« Alain Paris semble avoir tout compris des 'ficelles' d'une certaine fantasy commerciale à l'américaine, et les applique pour la seconde fois, en un parcours sans faute. L'originalité ne sera pas au rendez-vous, vraiment pas, mais le simple plaisir de la lecture sera lui bel et bien présent, si vous aimez la littérature populaire. » (A.-F. Ruaud, Fiction n°386, 1987 / critique intégrale)

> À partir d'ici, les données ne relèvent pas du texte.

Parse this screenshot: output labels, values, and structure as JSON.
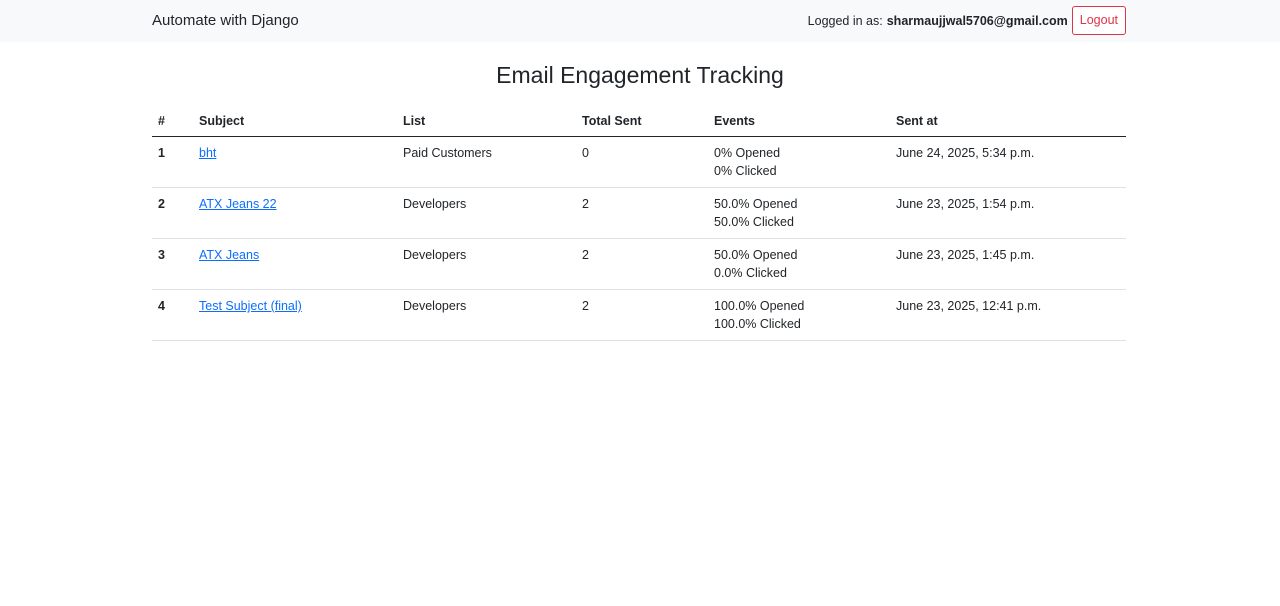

Cette critique de la trilogie romanesque ( Les Chroniques d'Antarcie) d'où est issue cette nouvelle série en pointait déjà le principal défaut : un manque total d'originalité. Jugez-en : la concubine d'un roi est assassinée par la reine légitime, mais son nouveau-né est sauvé in extremis par un homme mystérieux qui éduquera l'enfant. La méchante reine, qui désire placer son propre fils sur le trône, n'hésitera pas à déclencher une guerre pour tuer ce rejeton indésirable — comme si lui envoyer un assassin un peu dégourdi ne suffirait pas. Mais pas de chance, on peut parier qu'elle n'arrivera pas à s'en débarrasser... Voilà. Rien de plus. Une intrigue des plus rebattues et des plus simplistes, qui passait apparemment en roman grâce au talent de l'écrivain — si j'en crois les critiques plutôt positives parues dans Fiction — mais qui, ici réduit à sa plus simple expression, dévoile sa vacuité affligeante. Ruaud ajoutait en effet que la société imaginée par l'auteur avait une crédibilité inhabituelle. Malheureusement, rien n'en subsiste dans ce premier album. Le fait de situer l'histoire dans l'Antarctique, avant que ce continent ne soit recouvert par les glaces, n'a aucun intérêt réel : elle pourrait tout autant se dérouler sur une autre planète ou en un lieu hors du temps. Le royaume d'Antarcie ne se distingue absolument pas de millions d'autres sociétés pseudo-médiévales, et aucun détail susceptible d'éveiller la curiosité ne figure ici.
De plus, la narration est molle, sans relief, comme si Alain Paris — qui a pourtant une bibliographie romanesque déjà imposante — ne maîtrisait pas encore le rythme propre à la bande dessinée. Le dessin, quant à lui, s'avère prometteur mais encore très inégal. Si les personnages ont indéniablement une présence, les décors n'impressionnent guère, et certaines planches paraissent même expédiées, comme par exemple la scène de la bataille (page 36).
Bref, un album peu convaincant, sui ne donne même pas envie de lire la suite pour lui donner une seconde chance.